When we start with the sustainable end-state in mind, the goal of strategy becomes to work back from the future to determine what would have to be true, from this point forward, to make that an achievable destination. From this, it would become clearer that incremental change won’t cut it and only systemic transformations will do.

When we start with an understanding of planetary thresholds and what would be required to operate within them — including everyone’s ‘fair share’ of resource use and emissions — it becomes plain that no amount of relative decoupling in the Global North can get us to where we need to be. And when overconsumption is the problem, it becomes harder for marketing to justify its complicity in convincing people to consume more than they need. The much-discussed shift from seeing people as consumers to seeing them as citizens necessarily involves moving from buying better to living better, and to the intentional design of products, services and business models as vehicles for advancing wellbeing.

When we start from the premise of achieving economies of cycle, rather than economies of scale, an entirely different view of supply chains hoves into view. Resource productivity replaces labour productivity as the primary concern and we see the logic of mimicking fractal structures in nature — not only providing for greater diversity and resilience, but also the opportunity to shorten values cycles by closing the distances between points of production and use.

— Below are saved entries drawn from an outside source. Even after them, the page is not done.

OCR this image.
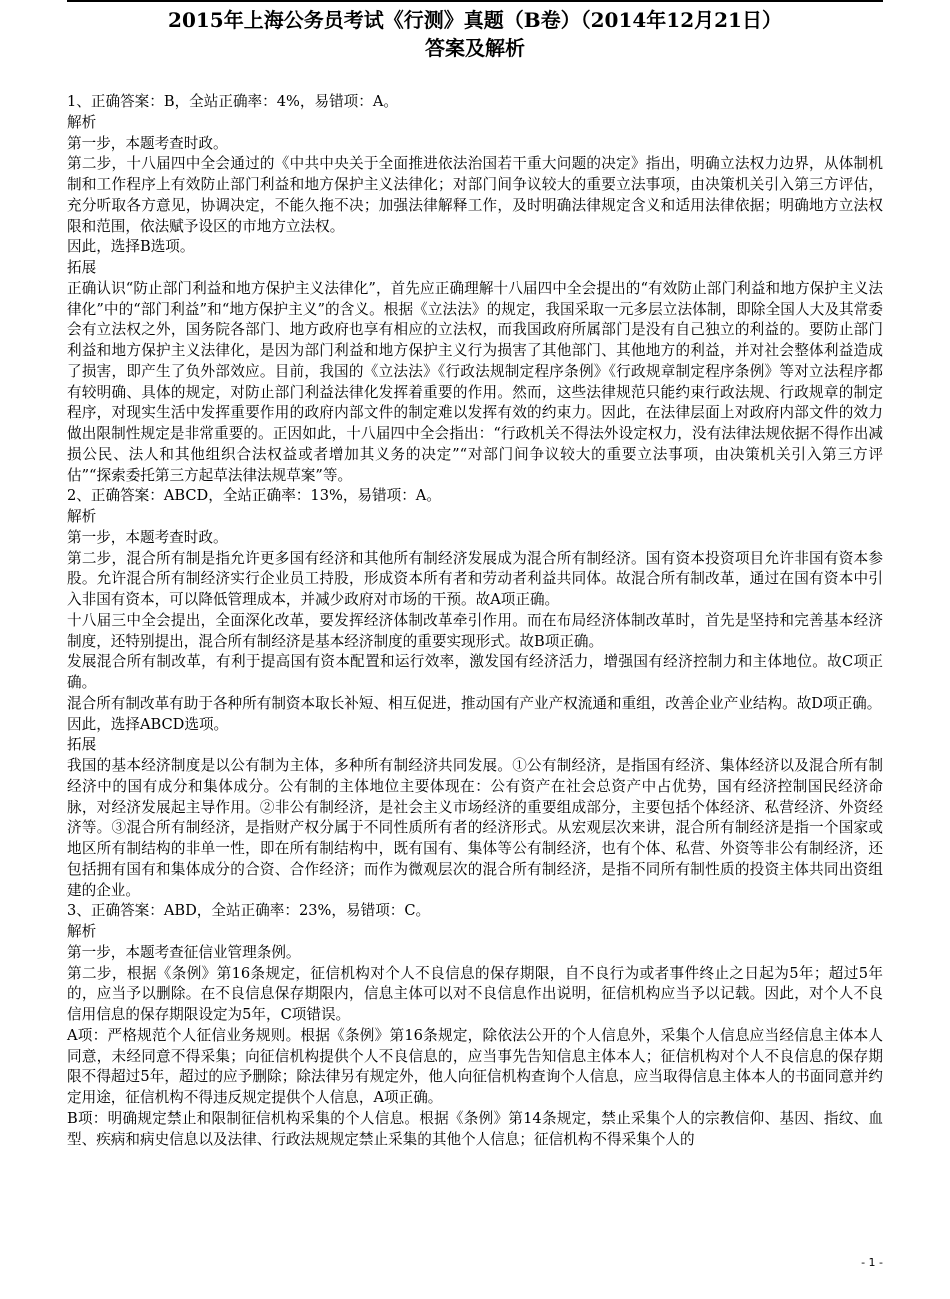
2015年上海公务员考试《行测》真题（B卷）（2014年12月21日）
答案及解析

1、正确答案：B，全站正确率：4%，易错项：A。

解析

第一步，本题考查时政。

第二步，十八届四中全会通过的《中共中央关于全面推进依法治国若干重大问题的决定》指出，明确立法权力边界，从体制机制和工作程序上有效防止部门利益和地方保护主义法律化；对部门间争议较大的重要立法事项，由决策机关引入第三方评估，充分听取各方意见，协调决定，不能久拖不决；加强法律解释工作，及时明确法律规定含义和适用法律依据；明确地方立法权限和范围，依法赋予设区的市地方立法权。

因此，选择B选项。

拓展

正确认识“防止部门利益和地方保护主义法律化”，首先应正确理解十八届四中全会提出的“有效防止部门利益和地方保护主义法律化”中的“部门利益”和“地方保护主义”的含义。根据《立法法》的规定，我国采取一元多层立法体制，即除全国人大及其常委会有立法权之外，国务院各部门、地方政府也享有相应的立法权，而我国政府所属部门是没有自己独立的利益的。要防止部门利益和地方保护主义法律化，是因为部门利益和地方保护主义行为损害了其他部门、其他地方的利益，并对社会整体利益造成了损害，即产生了负外部效应。目前，我国的《立法法》《行政法规制定程序条例》《行政规章制定程序条例》等对立法程序都有较明确、具体的规定，对防止部门利益法律化发挥着重要的作用。然而，这些法律规范只能约束行政法规、行政规章的制定程序，对现实生活中发挥重要作用的政府内部文件的制定难以发挥有效的约束力。因此，在法律层面上对政府内部文件的效力做出限制性规定是非常重要的。正因如此，十八届四中全会指出：“行政机关不得法外设定权力，没有法律法规依据不得作出减损公民、法人和其他组织合法权益或者增加其义务的决定”“对部门间争议较大的重要立法事项，由决策机关引入第三方评估”“探索委托第三方起草法律法规草案”等。

2、正确答案：ABCD，全站正确率：13%，易错项：A。

解析

第一步，本题考查时政。

第二步，混合所有制是指允许更多国有经济和其他所有制经济发展成为混合所有制经济。国有资本投资项目允许非国有资本参股。允许混合所有制经济实行企业员工持股，形成资本所有者和劳动者利益共同体。故混合所有制改革，通过在国有资本中引入非国有资本，可以降低管理成本，并减少政府对市场的干预。故A项正确。

十八届三中全会提出，全面深化改革，要发挥经济体制改革牵引作用。而在布局经济体制改革时，首先是坚持和完善基本经济制度，还特别提出，混合所有制经济是基本经济制度的重要实现形式。故B项正确。

发展混合所有制改革，有利于提高国有资本配置和运行效率，激发国有经济活力，增强国有经济控制力和主体地位。故C项正确。

混合所有制改革有助于各种所有制资本取长补短、相互促进，推动国有产业产权流通和重组，改善企业产业结构。故D项正确。

因此，选择ABCD选项。

拓展

我国的基本经济制度是以公有制为主体，多种所有制经济共同发展。①公有制经济，是指国有经济、集体经济以及混合所有制经济中的国有成分和集体成分。公有制的主体地位主要体现在：公有资产在社会总资产中占优势，国有经济控制国民经济命脉，对经济发展起主导作用。②非公有制经济，是社会主义市场经济的重要组成部分，主要包括个体经济、私营经济、外资经济等。③混合所有制经济，是指财产权分属于不同性质所有者的经济形式。从宏观层次来讲，混合所有制经济是指一个国家或地区所有制结构的非单一性，即在所有制结构中，既有国有、集体等公有制经济，也有个体、私营、外资等非公有制经济，还包括拥有国有和集体成分的合资、合作经济；而作为微观层次的混合所有制经济，是指不同所有制性质的投资主体共同出资组建的企业。

3、正确答案：ABD，全站正确率：23%，易错项：C。

解析

第一步，本题考查征信业管理条例。

第二步，根据《条例》第16条规定，征信机构对个人不良信息的保存期限，自不良行为或者事件终止之日起为5年；超过5年的，应当予以删除。在不良信息保存期限内，信息主体可以对不良信息作出说明，征信机构应当予以记载。因此，对个人不良信用信息的保存期限设定为5年，C项错误。

A项：严格规范个人征信业务规则。根据《条例》第16条规定，除依法公开的个人信息外，采集个人信息应当经信息主体本人同意，未经同意不得采集；向征信机构提供个人不良信息的，应当事先告知信息主体本人；征信机构对个人不良信息的保存期限不得超过5年，超过的应予删除；除法律另有规定外，他人向征信机构查询个人信息，应当取得信息主体本人的书面同意并约定用途，征信机构不得违反规定提供个人信息，A项正确。

B项：明确规定禁止和限制征信机构采集的个人信息。根据《条例》第14条规定，禁止采集个人的宗教信仰、基因、指纹、血型、疾病和病史信息以及法律、行政法规规定禁止采集的其他个人信息；征信机构不得采集个人的

- 1 -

Who will have the courage to lead?

So, where are we now?

An article accompanying Corporate Knights’ recently released Better World MBA Rankings for 2022 doesn’t paint a pretty picture. Seemingly as an example of current best practice, it cites a school where 26% of fulltime MBA content is linked to ethical, social and environmental issues.

If this is considered a current high watermark, then clearly we can do better. Quoted in the same piece, Peter Bakker, President of the World Business Council for Sustainable Development, comments that, “many [business schools] have added sustainability elements to their curriculum, but it’s still shareholder value that beats the drum.” And therein, as the Bard once wrote, lies the rub…

Adding or integrating more sustainability elements into an otherwise unchanged curriculum is just another example of the same flawed mental model and incrementalist habits we must break. Returning full circle to the Paul Polman article I mentioned at the outset, if we’re to prepare generations of business leaders with the chops to genuinely contribute to systemic transformations and the realisation of a regenerative wellbeing economy, then the MBA needs to be reinvented.

At all times, and across all disciplines, learners should be encouraged to interrogate the (in)compatibility of current principles and practices with the transcendent goal of sustainability. Where there’s harmony, they should explore ways to amplify and build on this to accelerate necessary transitions. Where there’s dissonance, they should get stuck into the different design values and operating principles that need to be established, examining key leverage points for change and how best to wield their influence — not just within their own organisations, but also the wider systems of which they’re part.

Others will know better than me, but that feels a long way from where most MBA curricula are currently grounded. I wonder who’ll be first to break the mould and do something radically different.